The partnership will see matatu crew begin accepting fares through their phone numbers. “Businesses are seeing an increase in demand to accept M-Pesa payments due to the ongoing concerns around the coronavirus and our recent move to enable Kenyans to send M-Pesa transactions of Sh1,000 and below for free,” said Sitoyo Lopokoiyit, the chief financial services officer at Safaricom.
“Our partnership brings the convenience and safety of M-Pesa to this crucial sector given the widespread uptake of public transport across the country,” Mr Lopokoiyit added.
Safaricom said on Monday that the service has already been deployed to more than 300 City Star Shuttle vehicles in Nairobi and will be rolled out to additional players in the coming days, helping them further comply with the government’s recommendations to combat the spread of coronavirus.
Passengers paying their fares through M-Pesa will follow the standard procedure when sending money to another person, keying the number provided by the crew.
Among measures to help minimise the impact of coronavirus to its customers and to help them avoid the use of cash, Safaricom has announced all its M-Pesa customers can send money for free for transactions of Sh1,000 and below for 90 days.
Until now, the only way one paid for services using mobile money transfer services was either through the buy goods till or paybill numbers. This can be a tedious process for public transport operators who mostly receive less than Sh100 per trip on most city routes.
This comes at a time when Kenya has 15 confirmed cases of coronavirus. The government has asked players in the financial sector to cut transaction costs on cashless transactions to avoid the risk of spreading the virus using banknotes.

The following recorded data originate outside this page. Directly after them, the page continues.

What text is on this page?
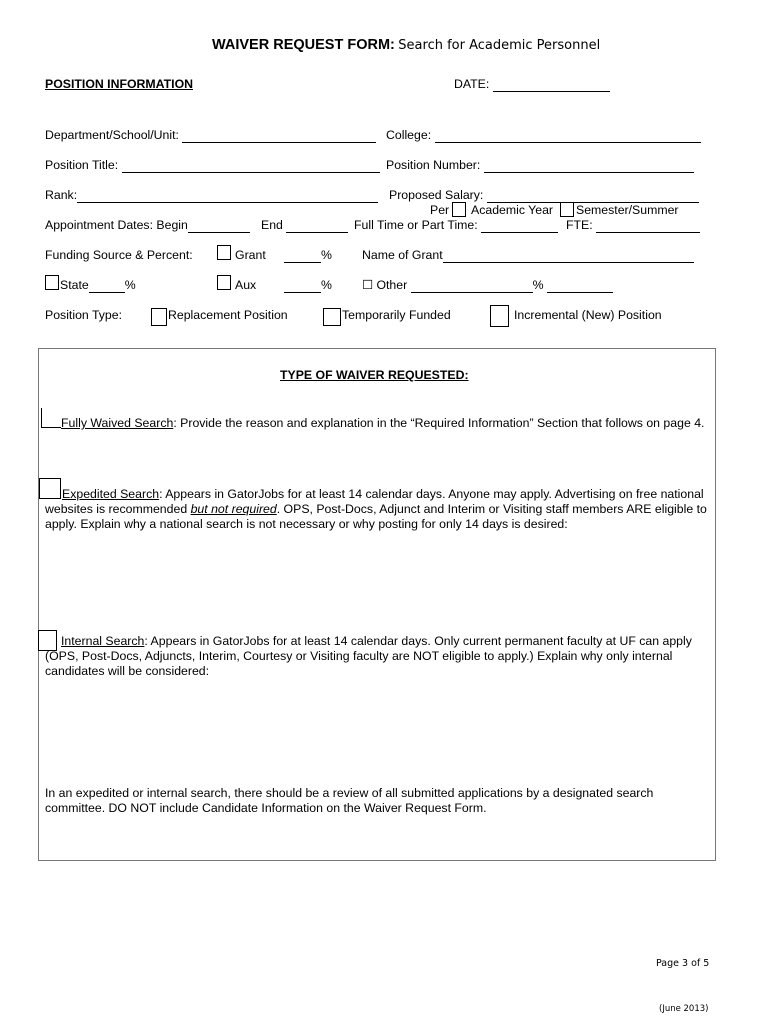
WAIVER REQUEST FORM: Search for Academic Personnel
POSITION INFORMATION	DATE:
Department/School/Unit:	College:
Position Title:	Position Number:
Rank:	Proposed Salary:
Per Academic Year Semester/Summer
Appointment Dates: Begin	End	Full Time or Part Time:	FTE:
Funding Source & Percent:	Grant	% Name of Grant
State	%	Aux	% ☐ Other	%
Position Type:	Replacement Position	Temporarily Funded	Incremental (New) Position
TYPE OF WAIVER REQUESTED:
Fully Waived Search: Provide the reason and explanation in the “Required Information” Section that follows on page 4.
Expedited Search: Appears in GatorJobs for at least 14 calendar days. Anyone may apply. Advertising on free national websites is recommended but not required. OPS, Post-Docs, Adjunct and Interim or Visiting staff members ARE eligible to apply. Explain why a national search is not necessary or why posting for only 14 days is desired:
Internal Search: Appears in GatorJobs for at least 14 calendar days. Only current permanent faculty at UF can apply (OPS, Post-Docs, Adjuncts, Interim, Courtesy or Visiting faculty are NOT eligible to apply.) Explain why only internal candidates will be considered:
In an expedited or internal search, there should be a review of all submitted applications by a designated search committee. DO NOT include Candidate Information on the Waiver Request Form.
Page 3 of 5
(June 2013)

On Monday, players in the sector asked the government to reduce the costs of fuel to compensate them for the losses or warned that they will be forced to increase fares. The health ministry has reduced the number of passengers in a 14 seater matatu to 8 while the larger capacity vehicles will now lose 40 percent of their revenues in every trip if they kept the fares at the same levels. The long-distance buses will take a bigger hit since they have more costs to incur and their business makes sense if they can carry as many people as possible to enjoy the benefits that come with economies of scale.